Lágrimas azaharosas.

¿No tienes nada que hacer? pues vete a descular hormigas: quiero dos montoncitos, a la derecha las cabecitas y a la izquierda los culitos. Se sentía increíblemente sola. Rodeada de ella, seguida por ellas y a la diestra de ellos. Los analizaba cada que el reloj cantaba una hora menos de vida, observaba callada como se formaban los siniestros grupos: las jóvenes, las maduras, las amargas, los vivaces frutos perdidos y tan prohibidos que se arremolinaban alrededor de cada una de sus primas y sus hermanas. A temprana edad su padre le enseñó a vestirse de seda, como todas ellas. Con el perenne aroma de la familia intentó distinguirse en cada etapa, descubriendo que era imposible ya muy tarde. Pensaba en ello cada que el sol tocaba cada arruga que hoy vestía su piel, mientras que sus hermanas menores coqueteaban y buscaban la plenitud de sus días alejándose de ella. De esa, la vieja, arrugada y con el aroma podrido, con sus interiores femeninos secos y pálidos de vida. Esa puta mal agradecida que nunca compartió su experiencia con los alrededores, esa infame mujer muerta que no quiso convidarle jamás al mundo una pinche gota de sus jugos.

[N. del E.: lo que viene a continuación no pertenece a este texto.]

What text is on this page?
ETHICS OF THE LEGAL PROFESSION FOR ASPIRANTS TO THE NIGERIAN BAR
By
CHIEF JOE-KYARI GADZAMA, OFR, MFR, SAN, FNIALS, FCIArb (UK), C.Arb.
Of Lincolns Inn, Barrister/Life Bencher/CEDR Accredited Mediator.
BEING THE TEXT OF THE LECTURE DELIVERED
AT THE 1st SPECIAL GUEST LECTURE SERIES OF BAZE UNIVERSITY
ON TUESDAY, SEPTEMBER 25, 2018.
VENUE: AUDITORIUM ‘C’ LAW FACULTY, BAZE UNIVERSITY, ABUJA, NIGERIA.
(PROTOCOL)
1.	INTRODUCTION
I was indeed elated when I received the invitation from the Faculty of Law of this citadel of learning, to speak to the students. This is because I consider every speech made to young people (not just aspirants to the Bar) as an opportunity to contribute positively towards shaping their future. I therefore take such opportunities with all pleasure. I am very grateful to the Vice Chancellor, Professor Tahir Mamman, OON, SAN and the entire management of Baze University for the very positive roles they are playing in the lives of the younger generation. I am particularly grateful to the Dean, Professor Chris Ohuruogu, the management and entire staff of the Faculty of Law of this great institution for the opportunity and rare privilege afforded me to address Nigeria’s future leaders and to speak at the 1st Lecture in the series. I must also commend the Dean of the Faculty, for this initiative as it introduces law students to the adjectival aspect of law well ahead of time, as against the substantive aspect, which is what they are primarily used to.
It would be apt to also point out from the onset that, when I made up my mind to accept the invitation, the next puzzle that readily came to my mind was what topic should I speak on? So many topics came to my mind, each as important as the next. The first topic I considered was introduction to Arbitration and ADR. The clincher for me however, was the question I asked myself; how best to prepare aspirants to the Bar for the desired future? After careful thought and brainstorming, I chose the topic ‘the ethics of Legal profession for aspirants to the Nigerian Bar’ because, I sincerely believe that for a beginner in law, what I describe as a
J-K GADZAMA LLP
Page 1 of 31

Sentada tanto tiempo que sentía reblandecer sus nalgas, encontraba vello donde jamás imaginó que pudiera existir. Observaba con rencor las dádivas de sus hermanas, temblaba de rabia al pensar en sus gajos tiernos abriéndose al placer de alguien que nunca la hubiera elegido. Llegó a pensar que Dios en su inmundicia estaba jugando con ella, dotándola de toda la visión posible pero anulando su acción. No podía hacer más que juzgar la luz que ella nunca pudo emanar. Estaba muerta en vida. Pero nadie supo lo que ella, que cada naranja empieza a morir cuando es arrancada del árbol.